The difference in spelling, and the current controversy resulting from it, must be laid at the feet of the late Noah Webster, a humourless and deeply religious schoolmaster cum failed lawyer who, after 15 years’ work, published his American Dictionary of the English Language in 1828. One cannot imagine an individual less well suited to the creation of a dictionary; he knew very little of other languages, his ideas about etymology were based more on religion and wishful thinking than historical fact (he thought all languages derived from ancient Chaldee), and he had this bee in his bonnet about simplifying the language by removing unnecessary letters from words.
His most influential book was not the Dictionary, but the earlier American Spelling Book, which went through about three hundred editions during his lifetime and after. This was very conventional by the standards of his day. It was only later that he began to advocate spelling reform, especially in a piece that had the splendid title An Essay on the Necessity, Advantages and Practicability of Reforming the Mode of Spelling, and of Rendering the Orthography of Words Correspondent to the Pronunciation, published in 1789.
His aim was to remove all extraneous letters from words and he put forward a whole range of suggestions to this end.
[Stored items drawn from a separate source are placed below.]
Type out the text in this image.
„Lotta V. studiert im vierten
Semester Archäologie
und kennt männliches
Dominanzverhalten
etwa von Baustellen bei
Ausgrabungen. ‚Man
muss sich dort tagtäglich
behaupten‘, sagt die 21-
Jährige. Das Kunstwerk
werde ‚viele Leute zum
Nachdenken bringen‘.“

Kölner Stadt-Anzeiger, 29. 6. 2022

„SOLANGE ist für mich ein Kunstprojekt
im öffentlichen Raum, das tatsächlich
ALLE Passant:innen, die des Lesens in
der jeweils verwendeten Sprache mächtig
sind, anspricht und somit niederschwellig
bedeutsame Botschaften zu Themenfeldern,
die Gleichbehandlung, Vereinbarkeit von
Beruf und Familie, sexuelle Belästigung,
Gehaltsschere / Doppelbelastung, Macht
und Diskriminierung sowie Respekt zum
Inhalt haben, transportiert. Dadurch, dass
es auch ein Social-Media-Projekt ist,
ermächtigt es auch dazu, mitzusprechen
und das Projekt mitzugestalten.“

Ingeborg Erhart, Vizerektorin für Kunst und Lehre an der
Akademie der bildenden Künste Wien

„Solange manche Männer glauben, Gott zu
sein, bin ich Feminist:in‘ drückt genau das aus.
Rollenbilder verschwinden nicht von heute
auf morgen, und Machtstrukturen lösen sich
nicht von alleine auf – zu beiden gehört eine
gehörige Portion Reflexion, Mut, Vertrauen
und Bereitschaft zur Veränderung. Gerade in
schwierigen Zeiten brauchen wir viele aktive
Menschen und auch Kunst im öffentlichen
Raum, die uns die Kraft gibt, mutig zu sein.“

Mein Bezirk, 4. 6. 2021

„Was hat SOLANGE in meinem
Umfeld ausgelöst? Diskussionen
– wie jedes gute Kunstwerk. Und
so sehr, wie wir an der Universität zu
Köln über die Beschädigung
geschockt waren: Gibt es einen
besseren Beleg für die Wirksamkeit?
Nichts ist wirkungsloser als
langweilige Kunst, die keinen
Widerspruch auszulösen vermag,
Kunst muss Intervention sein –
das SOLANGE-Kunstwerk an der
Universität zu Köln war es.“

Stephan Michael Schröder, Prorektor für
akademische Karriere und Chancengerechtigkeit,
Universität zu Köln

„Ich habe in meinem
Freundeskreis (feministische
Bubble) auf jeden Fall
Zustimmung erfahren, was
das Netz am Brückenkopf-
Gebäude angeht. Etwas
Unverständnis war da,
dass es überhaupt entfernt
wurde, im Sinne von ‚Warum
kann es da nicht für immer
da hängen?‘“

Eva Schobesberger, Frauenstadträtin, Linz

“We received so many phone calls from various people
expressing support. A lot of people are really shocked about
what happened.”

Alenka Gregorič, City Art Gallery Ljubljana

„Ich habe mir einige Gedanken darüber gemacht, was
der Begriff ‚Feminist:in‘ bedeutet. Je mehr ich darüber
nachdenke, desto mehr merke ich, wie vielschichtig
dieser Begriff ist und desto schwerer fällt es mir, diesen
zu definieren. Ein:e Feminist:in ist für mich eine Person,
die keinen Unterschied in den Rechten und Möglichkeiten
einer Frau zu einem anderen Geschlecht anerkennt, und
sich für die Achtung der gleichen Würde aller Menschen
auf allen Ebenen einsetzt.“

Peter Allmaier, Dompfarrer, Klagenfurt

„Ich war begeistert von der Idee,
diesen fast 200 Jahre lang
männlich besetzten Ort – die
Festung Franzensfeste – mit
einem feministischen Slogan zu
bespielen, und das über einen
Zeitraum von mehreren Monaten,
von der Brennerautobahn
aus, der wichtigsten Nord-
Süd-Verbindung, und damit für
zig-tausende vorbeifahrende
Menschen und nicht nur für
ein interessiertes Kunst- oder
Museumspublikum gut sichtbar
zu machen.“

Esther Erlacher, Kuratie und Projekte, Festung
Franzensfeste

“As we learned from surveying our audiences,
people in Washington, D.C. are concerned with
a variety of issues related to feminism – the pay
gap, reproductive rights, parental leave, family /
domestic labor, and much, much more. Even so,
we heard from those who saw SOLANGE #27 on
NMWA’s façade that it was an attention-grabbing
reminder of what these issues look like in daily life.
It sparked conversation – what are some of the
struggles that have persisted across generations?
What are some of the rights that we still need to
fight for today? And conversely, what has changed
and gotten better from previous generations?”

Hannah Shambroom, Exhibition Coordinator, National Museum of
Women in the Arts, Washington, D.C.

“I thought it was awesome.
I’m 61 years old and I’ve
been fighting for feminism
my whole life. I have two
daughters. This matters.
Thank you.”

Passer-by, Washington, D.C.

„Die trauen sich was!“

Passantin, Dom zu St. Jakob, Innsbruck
His aim was also political: he wanted to make American orthography distinctive and through this to help weld the disparate 13 founding colonies into a nation. By 1806, though, when he published his first dictionary, he had backtracked on the more outlandish of his ideas, saying “it would be useless to attempt any change, even if practicable, in those anomalies which form whole classes of words, and in which, change would rather perplex than ease the learner” (still a strong argument against spelling reform).
Because of his spelling revisions in the 1828 dictionary, Americans now write color, jewelry, theater and aluminum, as well as sulfur. Had it not been for the conservatism of his readers and publisher—and a “dictionary war” with a rival—that forced him to modify his views, Americans would also now have tuf (for tough), groop (for group) and tung (for tongue) among many others.